To relax the second assumption, a javascript parser could be used instead of a regex e.g., slimit (suggested by #approximatenumber):
from slimit import ast # $ pip install slimit
from slimit.parser import Parser as JavascriptParser
from slimit.visitors import nodevisitor
soup = BeautifulSoup(html, 'html.parser')
tree = JavascriptParser().parse(soup.script.string)
obj = next(node.right for node in nodevisitor.visit(tree)
if (isinstance(node, ast.Assign) and
node.left.to_ecma() == 'window.blog.data'))
# HACK: easy way to parse the javascript object literal
data = json.loads(obj.to_ecma()) # NOTE: json format may be slightly different
assert data['activity']['type'] == 'read'
There is no need to treat the object literal (obj) as a json object. To get the necessary info, obj can be visited recursively like other ast nodes. It would allow to support arbitrary javascript code (that can be parsed by slimit).

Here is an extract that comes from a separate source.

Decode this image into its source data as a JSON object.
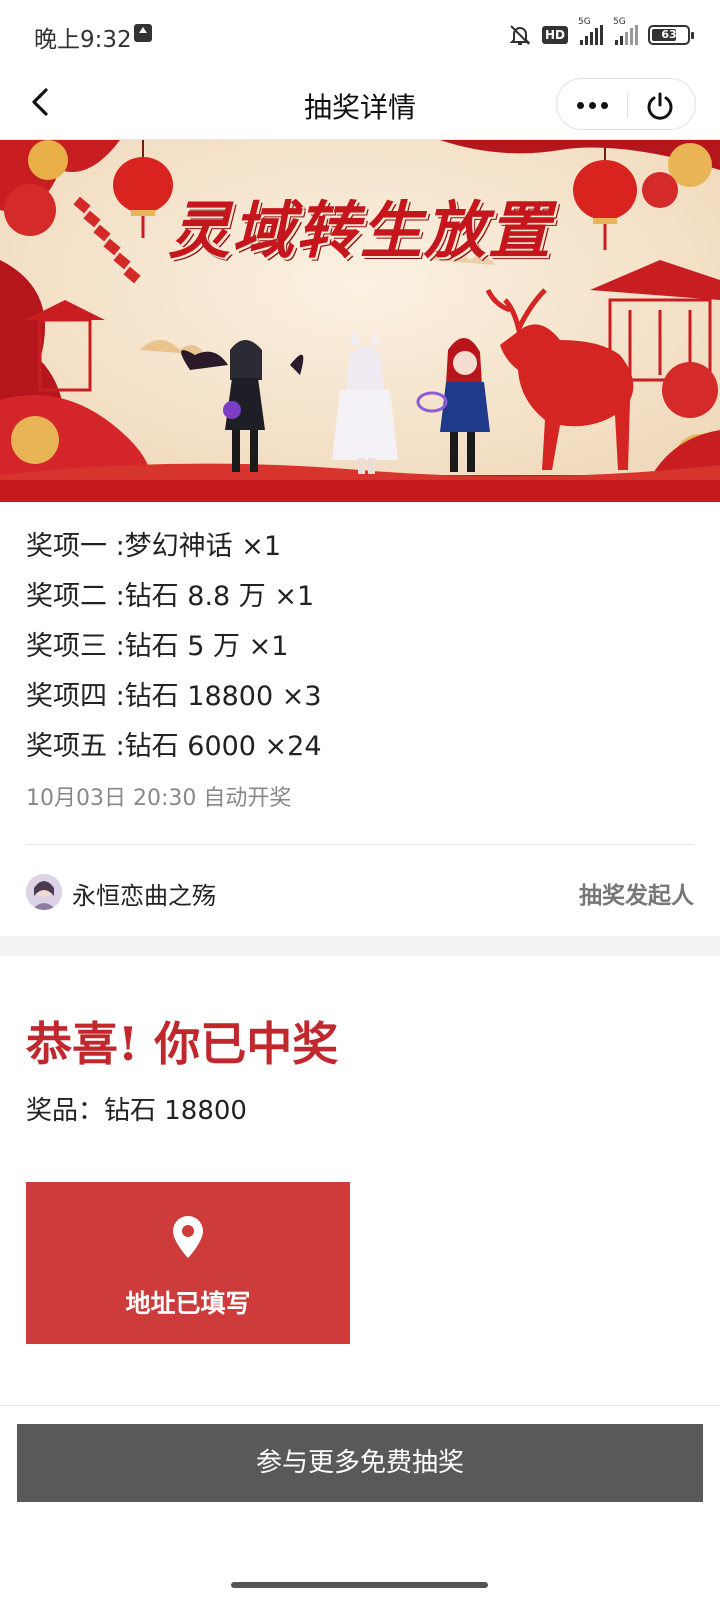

Something like this may work:
import re
HTML = """
<html>
<head>
...
<script type= "text/javascript">
window.blog.data = {"activity":
{"type":"read"}
};
...
</script>
</head>
<body>
...
</body>
</html>
"""
JSON = re.compile('window.blog.data = ({.*?});', re.DOTALL)
matches = JSON.search(HTML)
print matches.group(1)
I had a similar issue and ended up using selenium with phantomjs. It's a little hacky and I couldn't quite figure out the correct wait until method, but the implicit wait seems to work fine so far for me.
from selenium import webdriver
import json
import re
url = "http..."
driver = webdriver.PhantomJS(service_args=['--load-images=no'])
driver.set_window_size(1120, 550)
driver.get(url)
driver.implicitly_wait(1)
script_text = re.search(r'window\.blog\.data\s*=.*<\/script>', driver.page_source).group(0)
# split text based on first equal sign and remove trailing script tag and semicolon
json_text = script_text.split('=',1)[1].rstrip('</script>').strip().rstrip(';').strip()
# only care about first piece of json
json_text = json_text.split("};")[0] + "}"
data = json.loads(json_text)
driver.quit()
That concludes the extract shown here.